I celebrated my birthday yesterday. Well, more accurately, I acknowledged it. My father passed away less than two weeks before reaching this particular milestone, and so I now have lasted longer than he did. Not something to celebrate, so much as to note with sadness. Like his father-in-law, he was felled by a massive heart attack early in the morning while getting dressed to go to work. My father took over the small “corner grocery store” my grandfather had built, after he passed on, and ran it until he died. They were independent men, who didn’t like being on someone else’s payroll and didn’t want to manage employees. Both worked over seventy hours a week, but managed to find the time to go fishing a few times a year. Both were volunteer firemen; both were smokers, and pinochle players. In their own ways, each was what we used to call “a man’s man.”

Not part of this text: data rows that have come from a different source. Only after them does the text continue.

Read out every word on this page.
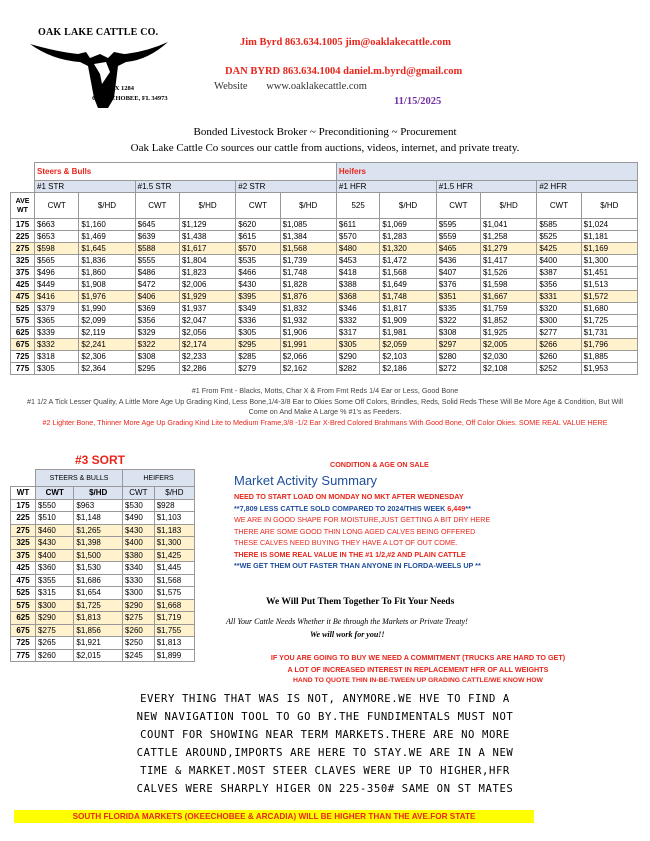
OAK LAKE CATTLE CO.
P.O. BOX 1284
OKEECHOBEE, FL 34973
Jim Byrd 863.634.1005 jim@oaklakecattle.com
DAN BYRD 863.634.1004 daniel.m.byrd@gmail.com
Website www.oaklakecattle.com
11/15/2025
Bonded Livestock Broker ~ Preconditioning ~ Procurement
Oak Lake Cattle Co sources our cattle from auctions, videos, internet, and private treaty.
	Steers & Bulls						Heifers					
	#1 STR		#1.5 STR		#2 STR		#1 HFR		#1.5 HFR		#2 HFR	

AVE
WT	CWT	$/HD	CWT	$/HD	CWT	$/HD	525	$/HD	CWT	$/HD	CWT	$/HD
175	$663	$1,160	$645	$1,129	$620	$1,085	$611	$1,069	$595	$1,041	$585	$1,024
225	$653	$1,469	$639	$1,438	$615	$1,384	$570	$1,283	$559	$1,258	$525	$1,181
275	$598	$1,645	$588	$1,617	$570	$1,568	$480	$1,320	$465	$1,279	$425	$1,169
325	$565	$1,836	$555	$1,804	$535	$1,739	$453	$1,472	$436	$1,417	$400	$1,300
375	$496	$1,860	$486	$1,823	$466	$1,748	$418	$1,568	$407	$1,526	$387	$1,451
425	$449	$1,908	$472	$2,006	$430	$1,828	$388	$1,649	$376	$1,598	$356	$1,513
475	$416	$1,976	$406	$1,929	$395	$1,876	$368	$1,748	$351	$1,667	$331	$1,572
525	$379	$1,990	$369	$1,937	$349	$1,832	$346	$1,817	$335	$1,759	$320	$1,680
575	$365	$2,099	$356	$2,047	$336	$1,932	$332	$1,909	$322	$1,852	$300	$1,725
625	$339	$2,119	$329	$2,056	$305	$1,906	$317	$1,981	$308	$1,925	$277	$1,731
675	$332	$2,241	$322	$2,174	$295	$1,991	$305	$2,059	$297	$2,005	$266	$1,796
725	$318	$2,306	$308	$2,233	$285	$2,066	$290	$2,103	$280	$2,030	$260	$1,885
775	$305	$2,364	$295	$2,286	$279	$2,162	$282	$2,186	$272	$2,108	$252	$1,953
#1 From Fmt - Blacks, Motts, Char X & From Fmt Reds 1/4 Ear or Less, Good Bone
#1 1/2 A Tick Lesser Quality, A Little More Age Up Grading Kind, Less Bone,1/4-3/8 Ear to Okies Some Off Colors, Brindles, Reds, Solid Reds These Will Be More Age & Condition, But Will Come on And Make A Large % #1's as Feeders.
#2 Lighter Bone, Thinner More Age Up Grading Kind Lite to Medium Frame,3/8 -1/2 Ear X-Bred Colored Brahmans With Good Bone, Off Color Okies. SOME REAL VALUE HERE
#3 SORT
	STEERS & BULLS		HEIFERS	
WT	CWT	$/HD	CWT	$/HD
175	$550	$963	$530	$928
225	$510	$1,148	$490	$1,103
275	$460	$1,265	$430	$1,183
325	$430	$1,398	$400	$1,300
375	$400	$1,500	$380	$1,425
425	$360	$1,530	$340	$1,445
475	$355	$1,686	$330	$1,568
525	$315	$1,654	$300	$1,575
575	$300	$1,725	$290	$1,668
625	$290	$1,813	$275	$1,719
675	$275	$1,856	$260	$1,755
725	$265	$1,921	$250	$1,813
775	$260	$2,015	$245	$1,899
CONDITION & AGE ON SALE
Market Activity Summary
NEED TO START LOAD ON MONDAY NO MKT AFTER WEDNESDAY
**7,809 LESS CATTLE SOLD COMPARED TO 2024/THIS WEEK 6,449**
WE ARE IN GOOD SHAPE FOR MOISTURE,JUST GETTING A BIT DRY HERE
THERE ARE SOME GOOD THIN LONG AGED CALVES BEING OFFERED
THESE CALVES NEED BUYING THEY HAVE A LOT OF OUT COME.
THERE IS SOME REAL VALUE IN THE #1 1/2,#2 AND PLAIN CATTLE
**WE GET THEM OUT FASTER THAN ANYONE IN FLORDA-WEELS UP **
We Will Put Them Together To Fit Your Needs
All Your Cattle Needs Whether it Be through the Markets or Private Treaty!
We will work for you!!
IF YOU ARE GOING TO BUY WE NEED A COMMITMENT (TRUCKS ARE HARD TO GET)
A LOT OF INCREASED INTEREST IN REPLACEMENT HFR OF ALL WEIGHTS
HAND TO QUOTE THIN IN-BE-TWEEN UP GRADING CATTLE/WE KNOW HOW
EVERY THING THAT WAS IS NOT, ANYMORE.WE HVE TO FIND A
NEW NAVIGATION TOOL TO GO BY.THE FUNDIMENTALS MUST NOT
COUNT FOR SHOWING NEAR TERM MARKETS.THERE ARE NO MORE
CATTLE AROUND,IMPORTS ARE HERE TO STAY.WE ARE IN A NEW
TIME & MARKET.MOST STEER CLAVES WERE UP TO HIGHER,HFR
CALVES WERE SHARPLY HIGER ON 225-350# SAME ON ST MATES
SOUTH FLORIDA MARKETS (OKEECHOBEE & ARCADIA) WILL BE HIGHER THAN THE AVE.FOR STATE
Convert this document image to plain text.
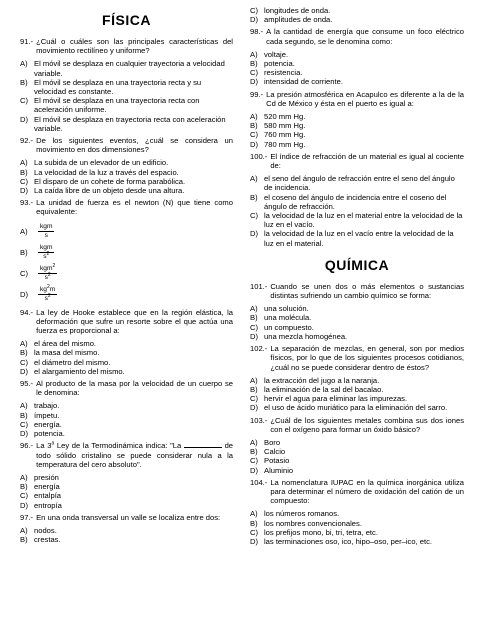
FÍSICA
91.- ¿Cuál o cuáles son las principales características del movimiento rectilíneo y uniforme?
A) El móvil se desplaza en cualquier trayectoria a velocidad variable.
B) El móvil se desplaza en una trayectoria recta y su velocidad es constante.
C) El móvil se desplaza en una trayectoria recta con aceleración uniforme.
D) El móvil se desplaza en trayectoria recta con aceleración variable.
92.- De los siguientes eventos, ¿cuál se considera un movimiento en dos dimensiones?
A) La subida de un elevador de un edificio.
B) La velocidad de la luz a través del espacio.
C) El disparo de un cohete de forma parabólica.
D) La caída libre de un objeto desde una altura.
93.- La unidad de fuerza es el newton (N) que tiene como equivalente:
A)	$\frac{\text{kgm}}{s}$
B)	$\frac{\text{kgm}}{s^2}$
C)	$\frac{kgm^2}{s^2}$
D)	$\frac{kg^2m}{s^2}$
94.- La ley de Hooke establece que en la región elástica, la deformación que sufre un resorte sobre el que actúa una fuerza es proporcional a:
A) el área del mismo.
B) la masa del mismo.
C) el diámetro del mismo.
D) el alargamiento del mismo.
95.- Al producto de la masa por la velocidad de un cuerpo se le denomina:
A) trabajo.
B) ímpetu.
C) energía.
D) potencia.
96.- La 3$^a$ Ley de la Termodinámica indica: "La	de todo sólido cristalino se puede considerar nula a la temperatura del cero absoluto".
A) presión
B) energía
C) entalpía
D) entropía
97.- En una onda transversal un valle se localiza entre dos:
A) nodos.
B) crestas.
C) longitudes de onda.
D) amplitudes de onda.
98.- A la cantidad de energía que consume un foco eléctrico cada segundo, se le denomina como:
A) voltaje.
B) potencia.
C) resistencia.
D) intensidad de corriente.
99.- La presión atmosférica en Acapulco es diferente a la de la Cd de México y ésta en el puerto es igual a:
A) 520 mm Hg.
B) 580 mm Hg.
C) 760 mm Hg.
D) 780 mm Hg.
100.- El índice de refracción de un material es igual al cociente de:
A) el seno del ángulo de refracción entre el seno del ángulo de incidencia.
B) el coseno del ángulo de incidencia entre el coseno del ángulo de refracción.
C) la velocidad de la luz en el material entre la velocidad de la luz en el vacío.
D) la velocidad de la luz en el vacío entre la velocidad de la luz en el material.
QUÍMICA
101.- Cuando se unen dos o más elementos o sustancias distintas sufriendo un cambio químico se forma:
A) una solución.
B) una molécula.
C) un compuesto.
D) una mezcla homogénea.
102.- La separación de mezclas, en general, son por medios físicos, por lo que de los siguientes procesos cotidianos, ¿cuál no se puede considerar dentro de éstos?
A) la extracción del jugo a la naranja.
B) la eliminación de la sal del bacalao.
C) hervir el agua para eliminar las impurezas.
D) el uso de ácido muriático para la eliminación del sarro.
103.- ¿Cuál de los siguientes metales combina sus dos iones con el oxígeno para formar un óxido básico?
A) Boro
B) Calcio
C) Potasio
D) Aluminio
104.- La nomenclatura IUPAC en la química inorgánica utiliza para determinar el número de oxidación del catión de un compuesto:
A) los números romanos.
B) los nombres convencionales.
C) los prefijos mono, bi, tri, tetra, etc.
D) las terminaciones oso, ico, hipo–oso, per–ico, etc.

In some ways, I’m like them; in other ways, I’m not. I quit smoking over thirty years ago, when my wife was pregnant, and I’ve been vegetarian for seventeen years, so there’s probably not a heart attack in my near future. I’ve started a couple of small businesses, but I’ve also worked for small consulting firms, a Fortune 500 firm, and several sizes in between. I’m OK with managing people, managing projects, and being managed. But my brothers and I grew up working in that little country store, and when you spend a large part of your childhood handling other people’s food, it gives you a certain perspective. You learn to be careful, meticulous, and focused on what you deliver. You learn to accept responsibility. You learn to keep working.
At 53, I started a Master’s program. After I completed the degree, I started this blog. I was determined to post my “reader’s digest” list of articles every week, and 67 posts later, I’ve managed to keep that schedule. I changed jobs a few months ago, and learned a new product and methodology. Now I’m working on an outline for a book on managing projects that implement Software as a Service. With apologies to Rene Descartes, my new motto is “Agito, ergo sum.” I start things, therefore I am.
Maybe I’ll die at my desk, working on an article, like William F. Buckley did. Maybe I’ll go early in the morning, like my father and grandfather. Maybe I’ll go in my sleep, with the alarm set for 5:30. But wherever and whenever I go, I want to leave behind some work in progress. It’s good to finish things, but it’s better to start them.